In the view of the petitioners in Relentless, and the many interests that support its position, Chevron violates the Constitution “by compromising judges’ independence when interpreting the law,” said the opening brief. Chevron also violates the Fifth Amendment’s guarantee of due process of law, it said. By requiring courts to resolve ambiguities in favor of the government, it introduces “systematic bias into the adjudication of cases,” it said.
Yet the government’s “substantive defense” of Chevron rests on “a fictional presumption that Congress deliberately delegated the power to interpret ambiguous statutes” to federal agencies, said the opening brief. “That fiction is just that -- a fiction -- and it cannot be allowed to distort our constitutional structure,” it said.
The government’s “delegation theory” also holds that agencies can exercise their Chevron-granted interpretive authority by imposing their preferred policy outcomes, said the opening brief. But that “conflates legal interpretation with policymaking,” and law and policy “are different.”
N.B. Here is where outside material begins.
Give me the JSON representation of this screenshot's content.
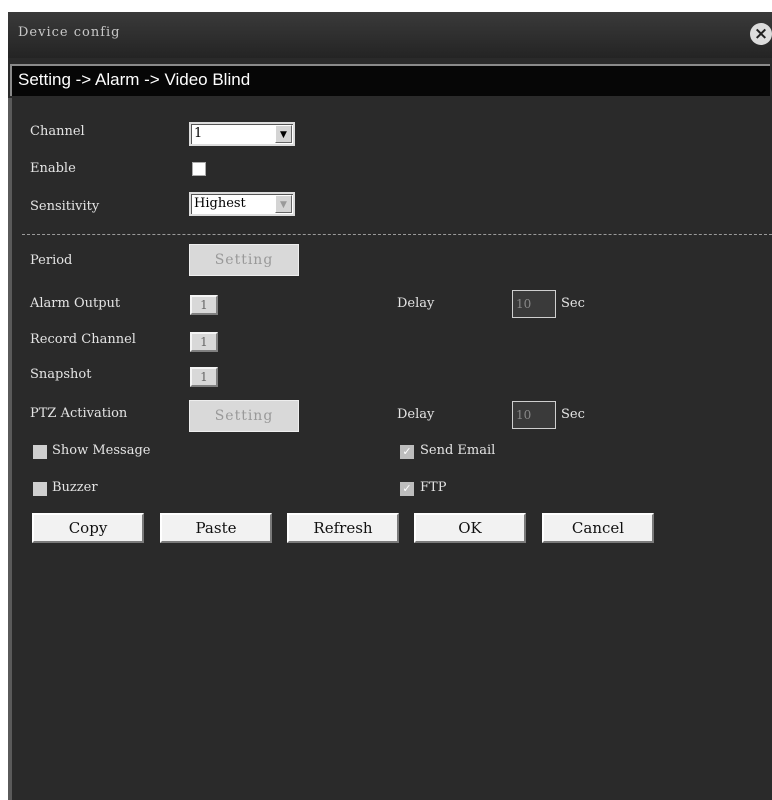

Determining the meaning of the words enacted by Congress “requires legal judgment, focused on a close analysis of text, structure, history, precedent, and traditional tools of construction,” said the opening brief. It’s not “an exercise in policymaking,” it said. Article III judges “are free to respectfully consider the views of federal agencies, but they may not defer, even in hard cases,” it said.
The government’s case for “upholding” Chevron agency deference under the doctrine of stare decisis (to stand by things decided) is “just as flawed,” said the opening brief. Stare decisis “aims to foster consistency and stability in the development of law,” it said. But Chevron “is a singularly destabilizing influence,” it added. It allows agencies “to overrule courts and the agencies’ own prior interpretations, thereby leaving key questions of federal law perpetually unresolved.”